Le mois dernier en collaboration avec 50 services d'urgence, Google a par conséquent testé un nouveau système aux Etats-Unis. Voilà ce qu'annonce The Wall Street Journal. Android partage en l'occurrence ses données de localisation précises et, à entendre le géant technologique, les premiers résultats sont positifs.

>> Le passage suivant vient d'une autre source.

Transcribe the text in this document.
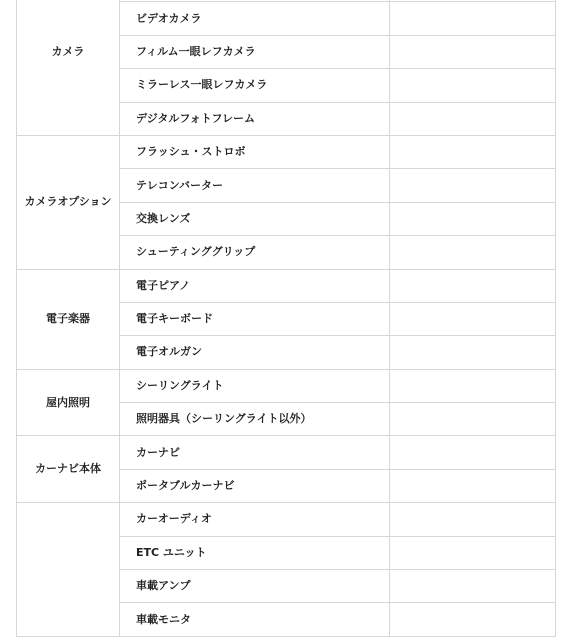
カメラ		
	ビデオカメラ	
	フィルム一眼レフカメラ	
	ミラーレス一眼レフカメラ	
	デジタルフォトフレーム	
カメラオプション	フラッシュ・ストロボ	
	テレコンバーター	
	交換レンズ	
	シューティンググリップ	
電子楽器	電子ピアノ	
	電子キーボード	
	電子オルガン	
屋内照明	シーリングライト	
	照明器具（シーリングライト以外）	
カーナビ本体	カーナビ	
	ポータブルカーナビ	
	カーオーディオ	
	ETC ユニット	
	車載アンプ	
	車載モニタ	
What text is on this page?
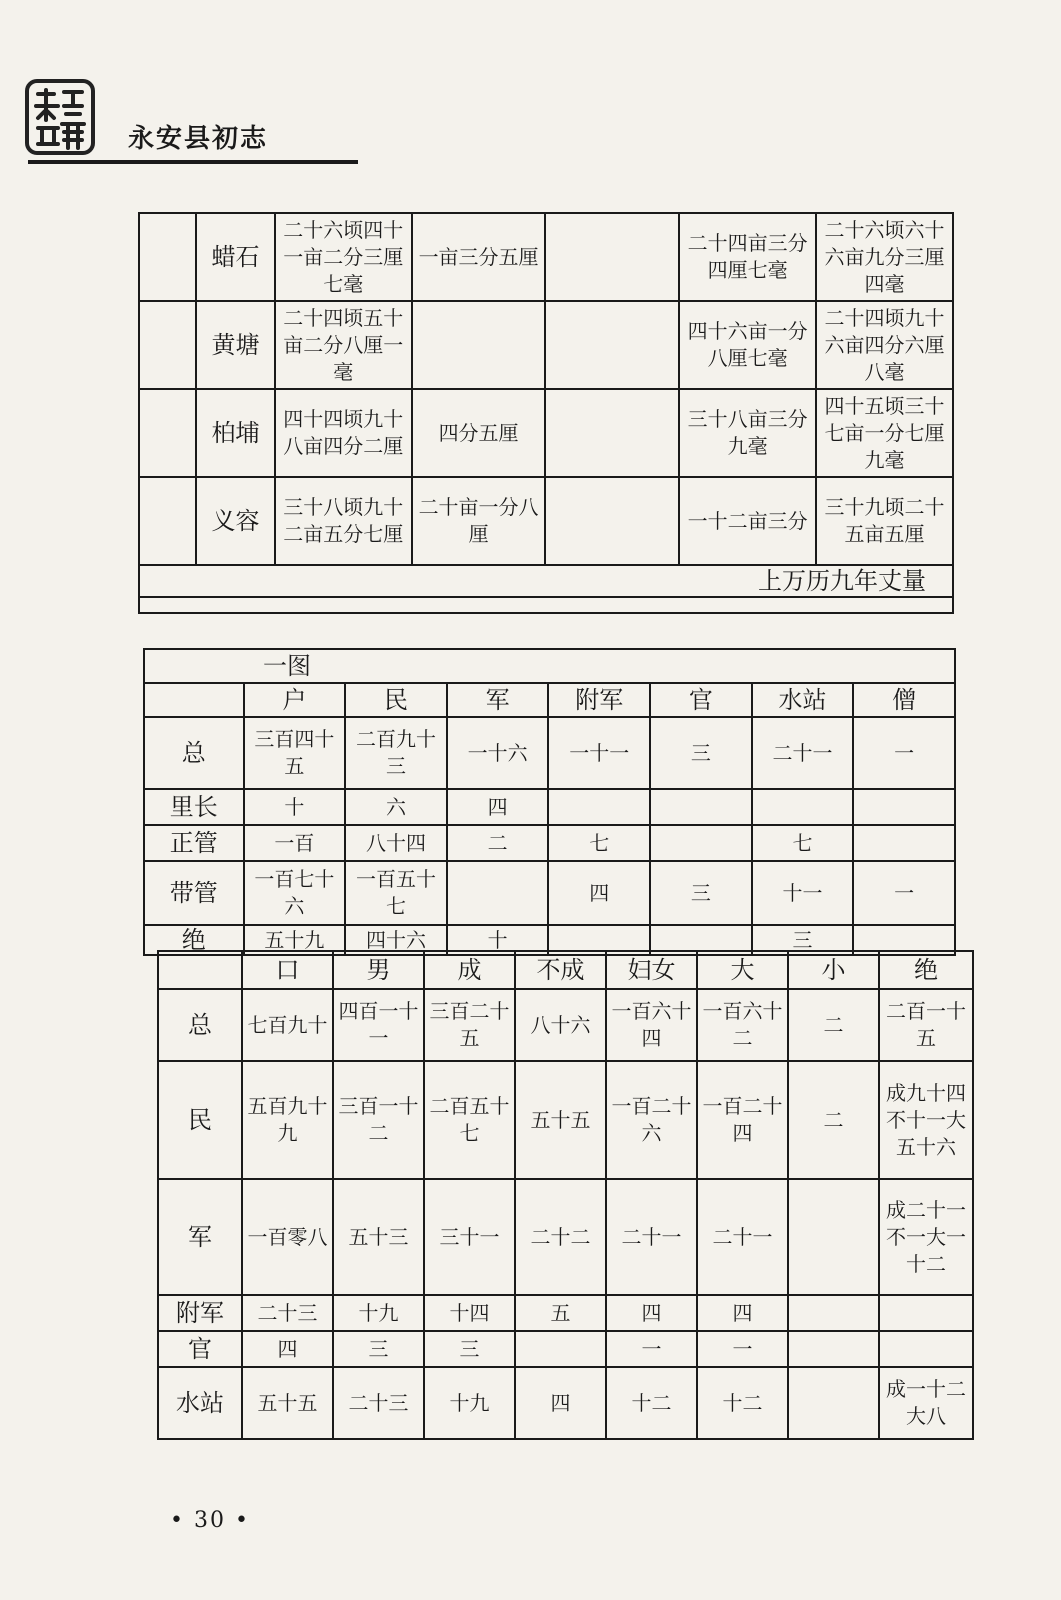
永安县初志
	蜡石	二十六顷四十一亩二分三厘七毫	一亩三分五厘		二十四亩三分四厘七毫	二十六顷六十六亩九分三厘四毫
	黄塘	二十四顷五十亩二分八厘一毫			四十六亩一分八厘七毫	二十四顷九十六亩四分六厘八毫
	柏埔	四十四顷九十八亩四分二厘	四分五厘		三十八亩三分九毫	四十五顷三十七亩一分七厘九毫
	义容	三十八顷九十二亩五分七厘	二十亩一分八厘		一十二亩三分	三十九顷二十五亩五厘
上万历九年丈量						

一图							
	户	民	军	附军	官	水站	僧
总	三百四十五	二百九十三	一十六	一十一	三	二十一	一
里长	十	六	四				
正管	一百	八十四	二	七		七	
带管	一百七十六	一百五十七		四	三	十一	一
绝	五十九	四十六	十			三	
	口	男	成	不成	妇女	大	小	绝
总	七百九十	四百一十一	三百二十五	八十六	一百六十四	一百六十二	二	二百一十五
民	五百九十九	三百一十二	二百五十七	五十五	一百二十六	一百二十四	二	成九十四不十一大五十六
军	一百零八	五十三	三十一	二十二	二十一	二十一		成二十一不一大一十二
附军	二十三	十九	十四	五	四	四		
官	四	三	三		一	一		
水站	五十五	二十三	十九	四	十二	十二		成一十二大八
• 30 •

Dans 80 pour cent des cas, les données de localisation se sont révélées plus précises que celles partagées par les opérateurs télécoms.

Barrière linguistique

Jennisfer Estes, en charge des services d'urgence à Loudon County, souligne l'importance de ce projet: "Ces efforts font toute la différence, surtout si la personne qui appelle, éprouve des difficultés à communiquer par téléphone en raison de la barrière linguistique par exemple."

Les groupes d'intérêt mettent depuis assez longtemps déjà la pression sur Apple et Google pour qu'elles partagent les données de localisation de leurs utilisateurs en cas d'urgence. Le producteur de l'iPhone n'est pour l'instant pas prêt à répondre positivement à ces requêtes, mais Google accepte, elle, d'effectuer des tests. Provisoirement, on ne sait pas encore si Google étendra ceux-ci.